For many fans across the NBA the Golden State dynasty is over – unless you’re a Warriors fan.
Andrew Wiggins has just cracked the top ten in All Star voting for the west and funnily enough, it’s not totally wrong.
More eyes on my league pass MVP Stephen Curry means more eyes on his supporting star. But if you are not already keeping an eye on Wiggins’ development, I highly recommend you do, because he still might become great.
It’s no secret that particular teams in the league are better at developing young players than others. A primary reason is that some teams have built upon an alive culture of winning basketball and some haven’t. Some teams never had it in the first place.
But what makes the draft process so amusingly unfair is that a winning culture is not a default characteristic of teams that acquire these lottery players.
In fact, it is often on the rookies themselves that have to mould a franchise into a winning direction. This challenge only becomes more insurmountable when a team has spent a good half of a decade intentionally losing games, or as it is called, tanking.
When you push a 19-year-old into this environment, play him nearly 36 minutes a game, change his coach nearly every season, hand him the max and tell him constantly that one day he’s going to be an all-time great, it might not always work out.
Coming into the 2014 draft, Wiggins was compared to the likes of Tracy McGrady and Clyde Drexler. They were two great players that thrived on their individual talent and loved being the number one guy, and because of that, they did not win very much.
It was only after their primes had eventually faded that they took lesser roles on established teams in pursuit of getting what really mattered: a ring.
Drexler realised this earlier and came out a champion playing behind Hakeem Olajuwon. McGrady was not so lucky.
I never believed Wiggins was ever going to be the leading guy on a championship team, but neither was Antoine Walker, Rasheed Wallace, Robert Horry or James Worthy. Yet they were all great.

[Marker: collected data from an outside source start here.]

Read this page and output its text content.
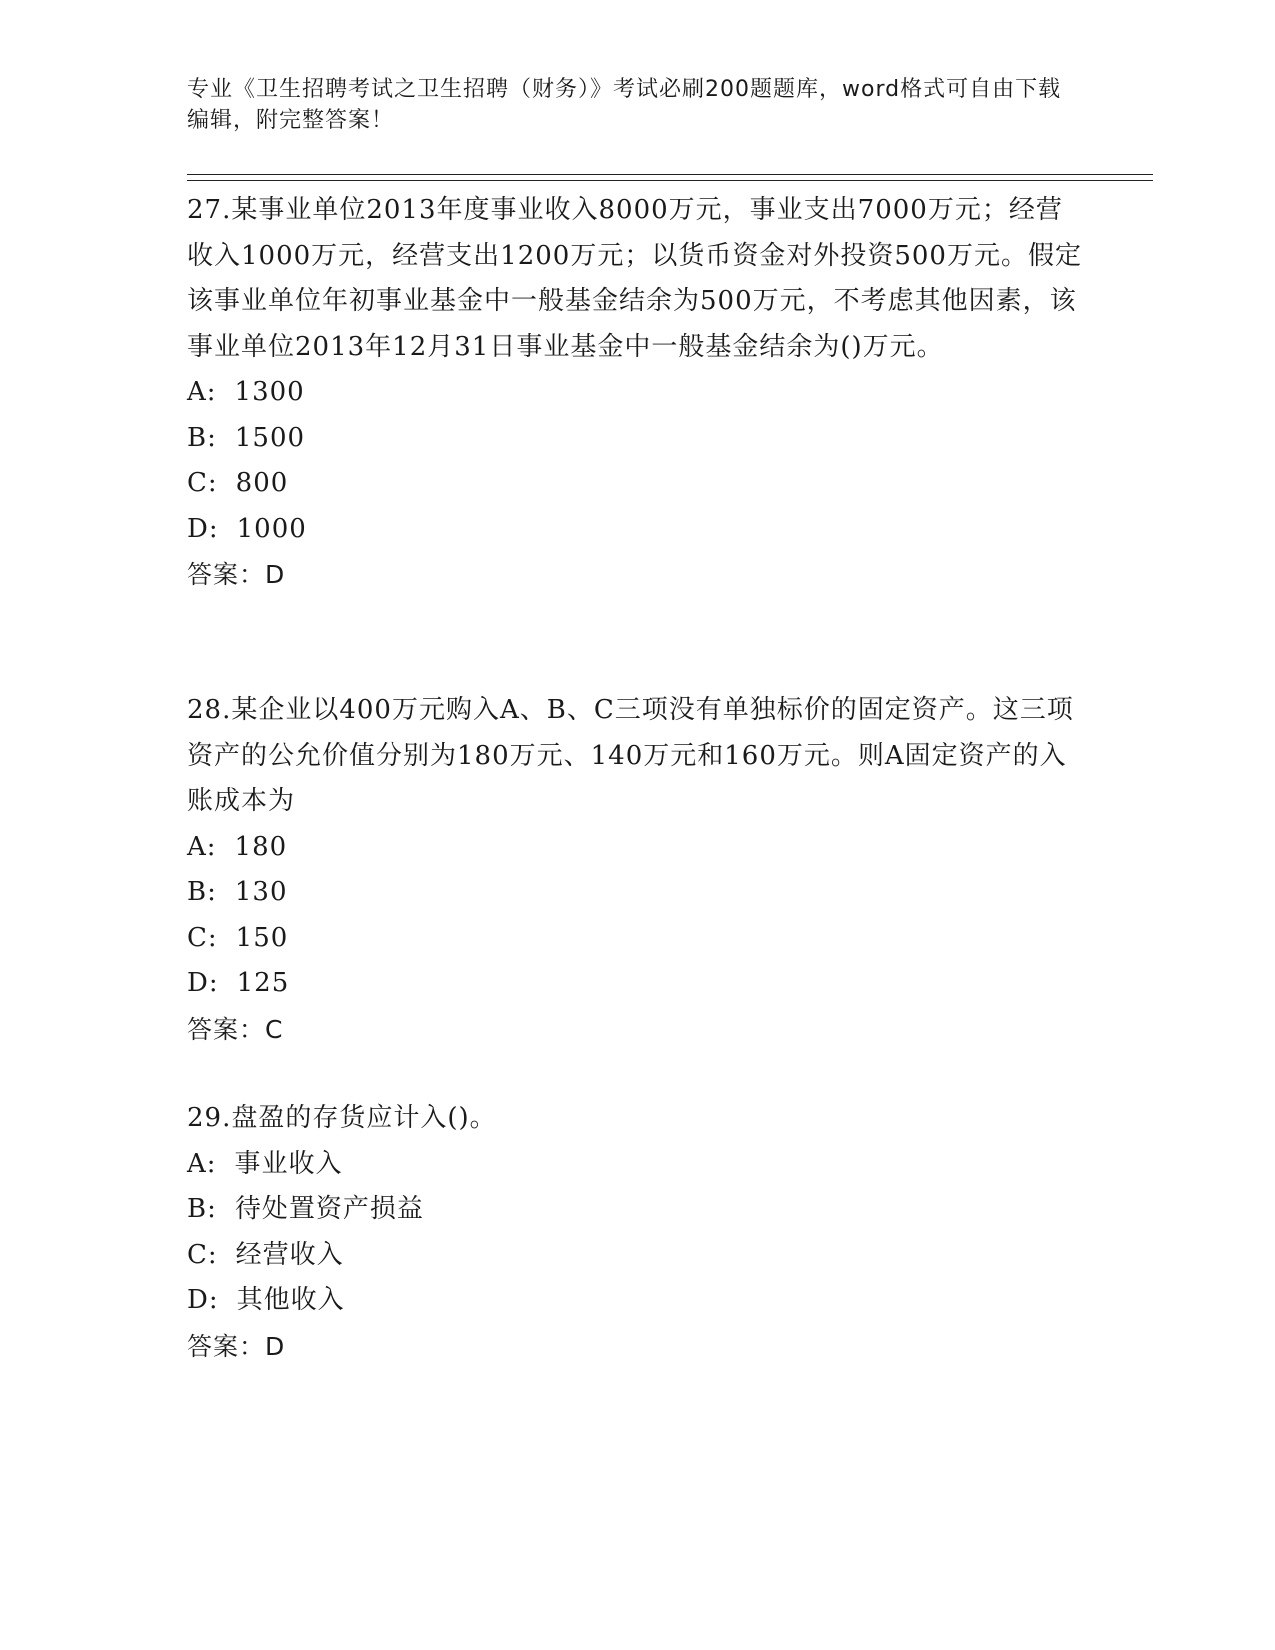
专业《卫生招聘考试之卫生招聘（财务）》考试必刷200题题库，word格式可自由下载编辑，附完整答案！

27.某事业单位2013年度事业收入8000万元，事业支出7000万元；经营收入1000万元，经营支出1200万元；以货币资金对外投资500万元。假定该事业单位年初事业基金中一般基金结余为500万元，不考虑其他因素，该事业单位2013年12月31日事业基金中一般基金结余为()万元。

A: 1300

B: 1500

C: 800

D: 1000

答案：D

28.某企业以400万元购入A、B、C三项没有单独标价的固定资产。这三项资产的公允价值分别为180万元、140万元和160万元。则A固定资产的入账成本为

A: 180

B: 130

C: 150

D: 125

答案：C

29.盘盈的存货应计入()。

A: 事业收入

B: 待处置资产损益

C: 经营收入

D: 其他收入

答案：D
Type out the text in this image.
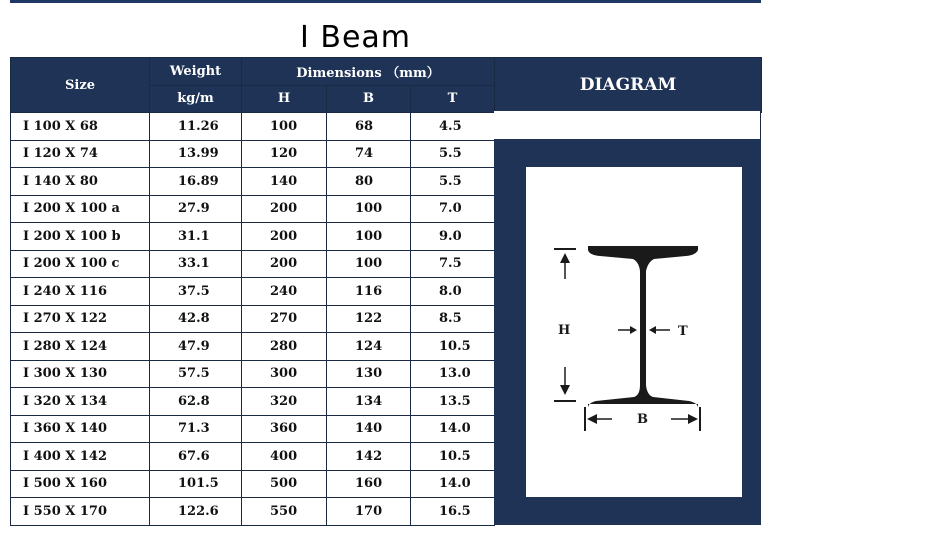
I Beam
Size	Weight	Dimensions （mm）			DIAGRAM
	kg/m	H	B	T	
I 100 X 68	11.26	100	68	4.5	
I 120 X 74	13.99	120	74	5.5	
I 140 X 80	16.89	140	80	5.5	
I 200 X 100 a	27.9	200	100	7.0	
I 200 X 100 b	31.1	200	100	9.0	
I 200 X 100 c	33.1	200	100	7.5	
I 240 X 116	37.5	240	116	8.0	
I 270 X 122	42.8	270	122	8.5	
I 280 X 124	47.9	280	124	10.5	
I 300 X 130	57.5	300	130	13.0	
I 320 X 134	62.8	320	134	13.5	
I 360 X 140	71.3	360	140	14.0	
I 400 X 142	67.6	400	142	10.5	
I 500 X 160	101.5	500	160	14.0	
I 550 X 170	122.6	550	170	16.5	
H	T
B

Why? Because these terrific forwards realised they could obtain greatness by riding in the passenger seat all the way to a championship.

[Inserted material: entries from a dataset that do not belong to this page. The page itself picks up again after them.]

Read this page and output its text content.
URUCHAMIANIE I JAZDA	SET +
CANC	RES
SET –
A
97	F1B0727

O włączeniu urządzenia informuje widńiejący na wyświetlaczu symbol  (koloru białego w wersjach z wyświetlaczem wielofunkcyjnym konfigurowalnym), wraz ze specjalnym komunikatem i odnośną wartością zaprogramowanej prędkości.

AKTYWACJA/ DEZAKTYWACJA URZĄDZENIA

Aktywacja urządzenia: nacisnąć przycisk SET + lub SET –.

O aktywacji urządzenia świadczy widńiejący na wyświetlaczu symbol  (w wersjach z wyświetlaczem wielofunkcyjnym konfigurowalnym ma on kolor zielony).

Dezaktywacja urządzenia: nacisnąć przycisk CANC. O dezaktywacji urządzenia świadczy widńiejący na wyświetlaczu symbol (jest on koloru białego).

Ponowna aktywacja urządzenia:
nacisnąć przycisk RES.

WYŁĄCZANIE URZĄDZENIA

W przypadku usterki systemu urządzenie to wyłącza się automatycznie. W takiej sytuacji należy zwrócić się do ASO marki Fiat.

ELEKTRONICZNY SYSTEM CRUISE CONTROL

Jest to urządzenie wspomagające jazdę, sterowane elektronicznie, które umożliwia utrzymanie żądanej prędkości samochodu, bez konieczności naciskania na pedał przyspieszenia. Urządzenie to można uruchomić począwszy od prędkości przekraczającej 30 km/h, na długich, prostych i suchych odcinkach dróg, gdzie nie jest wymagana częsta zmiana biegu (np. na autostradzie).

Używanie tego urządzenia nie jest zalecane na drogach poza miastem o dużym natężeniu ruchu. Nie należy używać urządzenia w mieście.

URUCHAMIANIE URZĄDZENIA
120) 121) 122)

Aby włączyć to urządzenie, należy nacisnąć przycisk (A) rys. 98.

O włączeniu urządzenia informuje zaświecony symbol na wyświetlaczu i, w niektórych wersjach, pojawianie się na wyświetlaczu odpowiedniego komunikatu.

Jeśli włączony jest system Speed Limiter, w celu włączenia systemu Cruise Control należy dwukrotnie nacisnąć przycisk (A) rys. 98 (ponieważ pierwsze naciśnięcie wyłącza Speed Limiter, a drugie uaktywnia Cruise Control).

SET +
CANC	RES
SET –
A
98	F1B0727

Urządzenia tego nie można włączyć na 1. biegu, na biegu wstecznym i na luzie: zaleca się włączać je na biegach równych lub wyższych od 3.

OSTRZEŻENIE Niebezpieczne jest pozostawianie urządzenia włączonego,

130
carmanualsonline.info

This is a totally achievable path for Wiggins, as when Klay Thompson makes his return, along with the imminent ascension of James Wiseman and to a lesser extent Kelly Oubre Jr, the Warriors will be right back making a push in the playoffs.

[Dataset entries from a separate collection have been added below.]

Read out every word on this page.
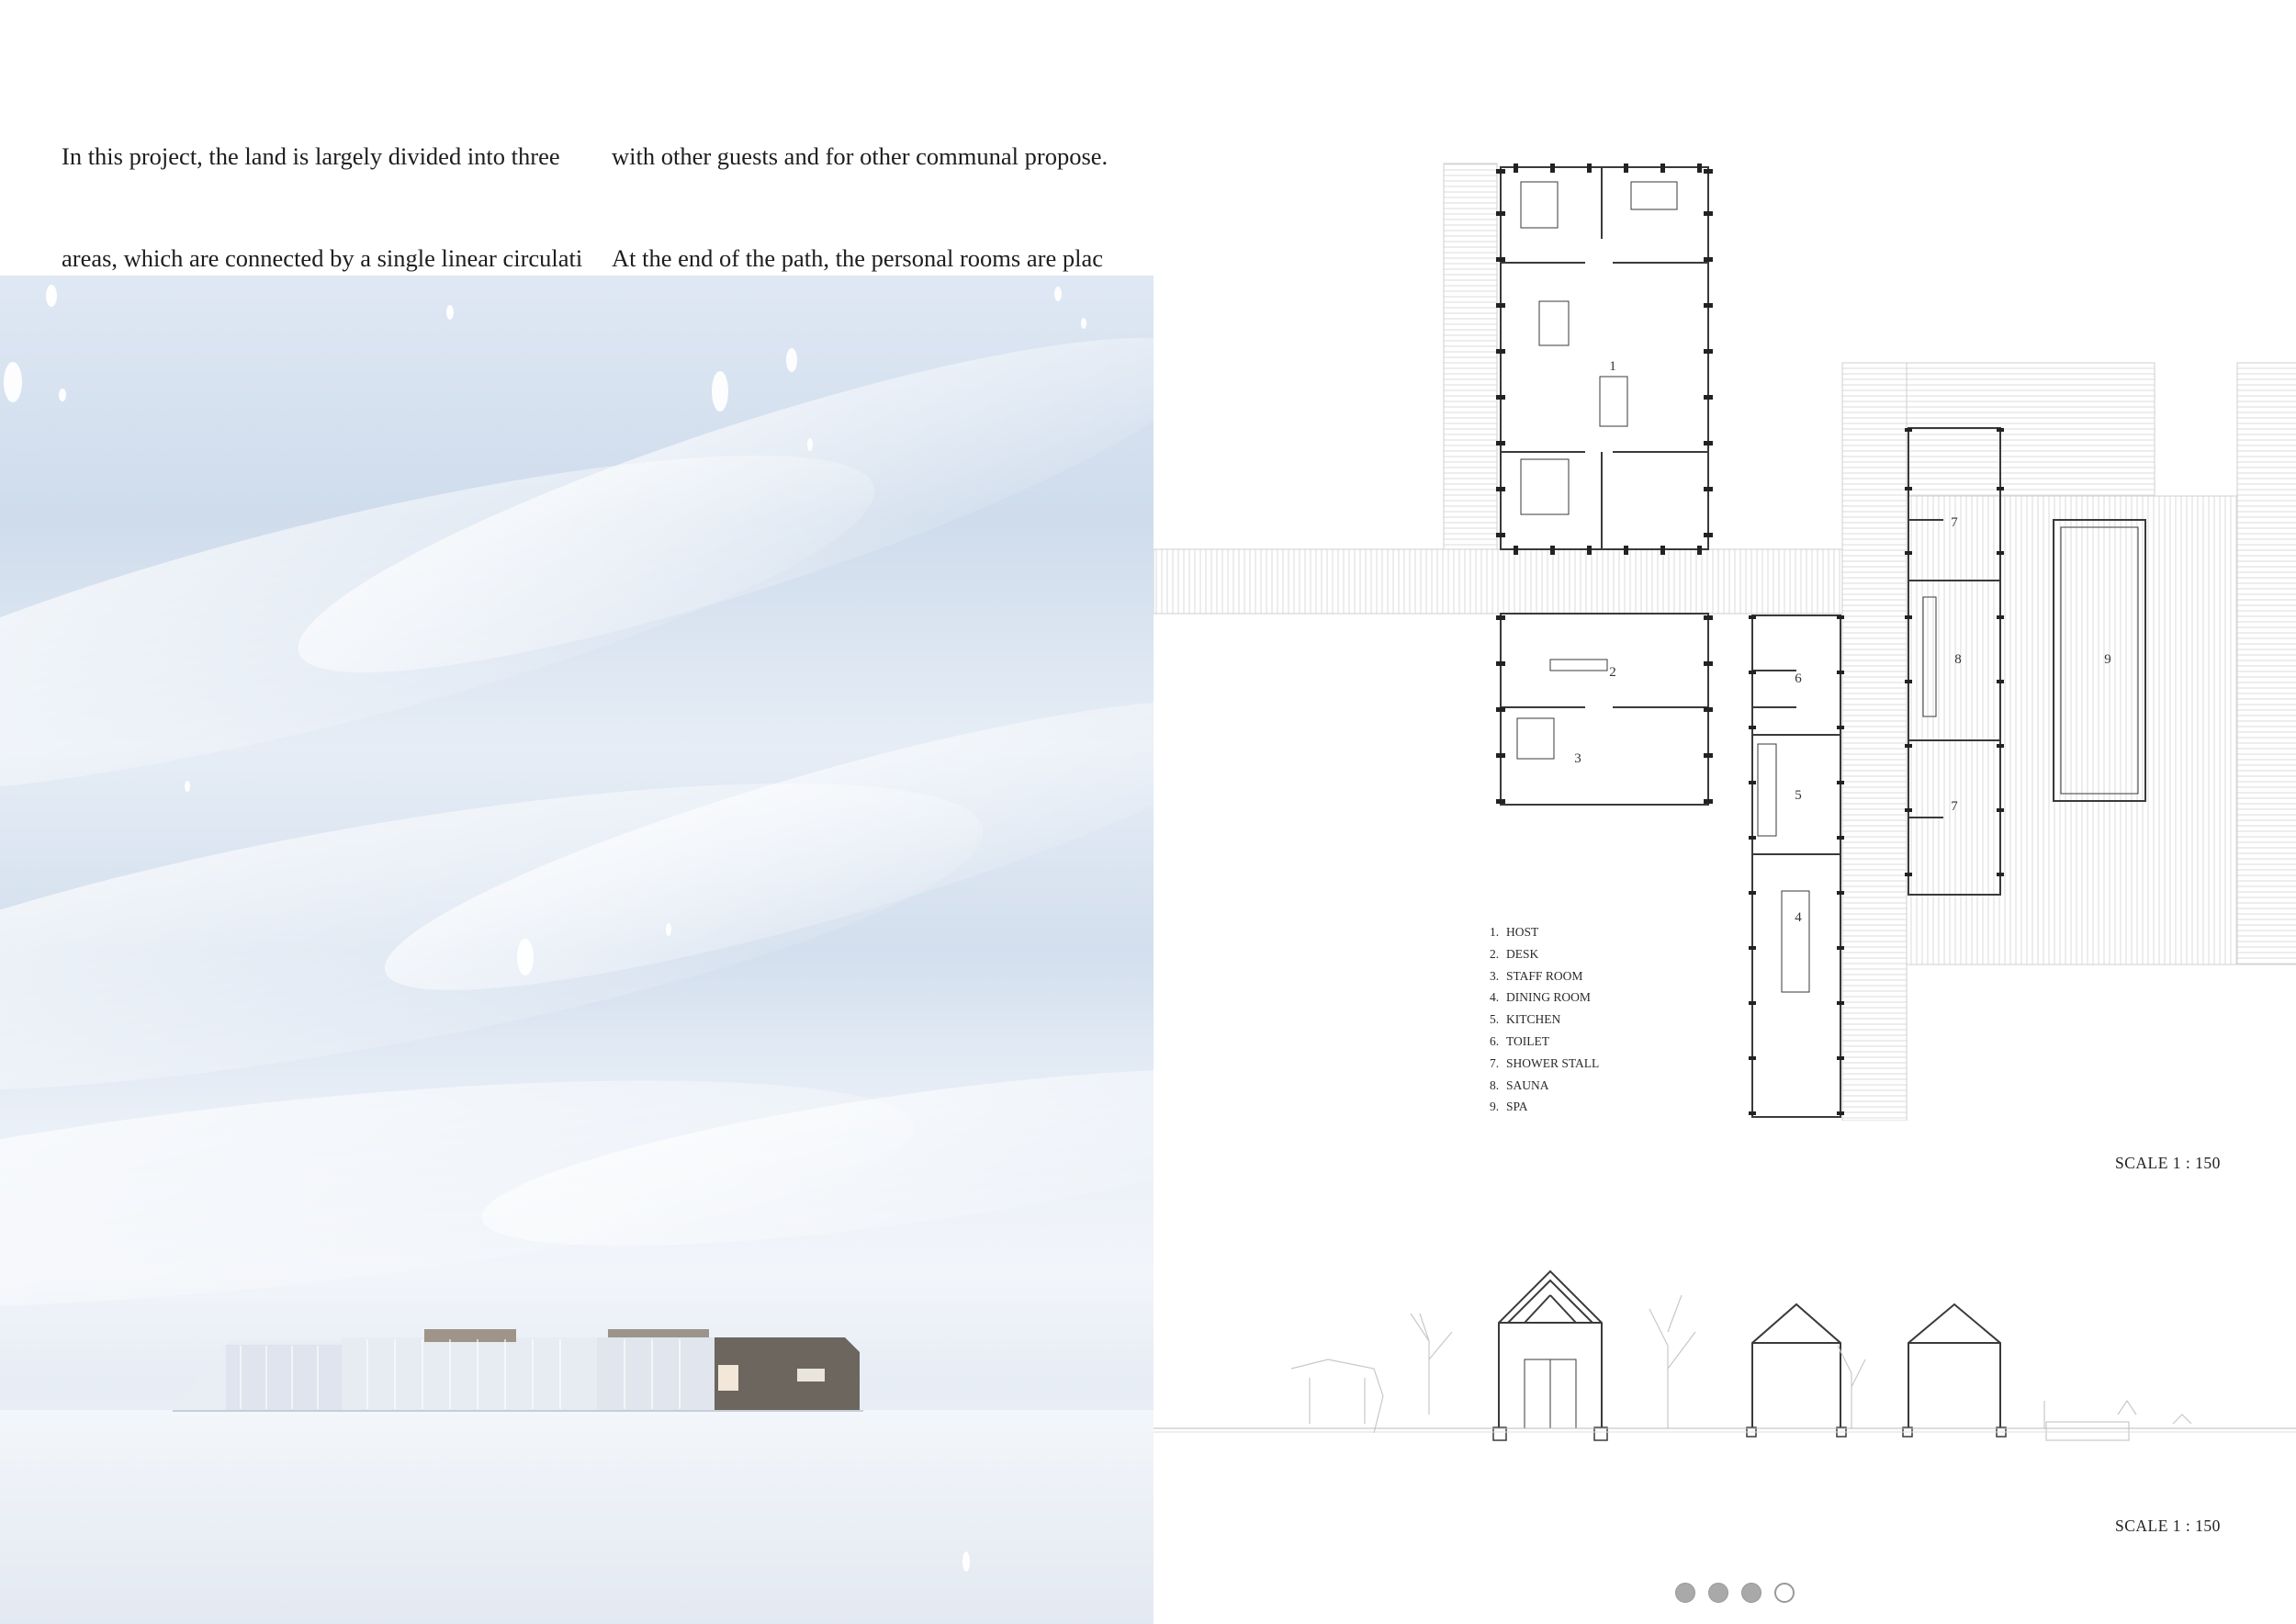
In this project, the land is largely divided into three

areas, which are connected by a single linear circulati

with other guests and for other communal propose.

At the end of the path, the personal rooms are plac

1
2
3
4
5
6
7
7
8	9
1. HOST
2. DESK
3. STAFF ROOM
4. DINING ROOM
5. KITCHEN
6. TOILET
7. SHOWER STALL
8. SAUNA
9. SPA
SCALE 1 : 150
SCALE 1 : 150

If Thompson comes back to 90 per cent of what he was, which is likely since he is a shooting specialist, that is one deep starting five that can play any style they choose.
Whether intentional or not, Wiggins being traded to the Golden State Warriors was the best thing that ever happened in his career. The eye test alone tells anyone that Wiggins is feeling himself in the bay, especially in contrast to how he looked in the small-market, high-pressure Timberwolves.
One element of Wiggins’ progression this year has been the guidance of Draymond Green. I could make the case that there is no better veteran for looking over young guys’ shoulders than that man himself.
How many players can you name that rebound and block like a centre, defend all five positions like a versatile wing, and facilitate like a point guard, doing all this as an undersized power forward?
But on top of this, he actively stands up and mentors his new teammates. I’m talking about a guy so passionate he got ejected from a game for yelling at his own teammate, James Wiseman.
Wiseman can also play a similar role as old stomping teammate centre Karl-Anthony Towns. It will be very interesting seeing this dynamic transition through the next few seasons, hopefully leading to a more evolved pick-and-roll duo than what we saw in Minnesota.
Wiseman also acts as a more valuable future franchise piece, lessening the role Wiggins previously played as the soon to be legendary guard that will drag our hapless franchise to unprecedented playoff success any year now.
The fact is that the Green effect is already operational in Wiggins’ game: career high in blocks while tallying a career high in assists per 36 minutes, all while playing the lowest minutes of his career. This is what happens when you trade in Taj Gibson for an elite veteran.
Wiggins is no bust because busts don’t put up nearly 20 a night on just over 30 minutes a game. Wiggins just needed the different environment, a little guidance and to not walk off the court every night after a 15-point loss.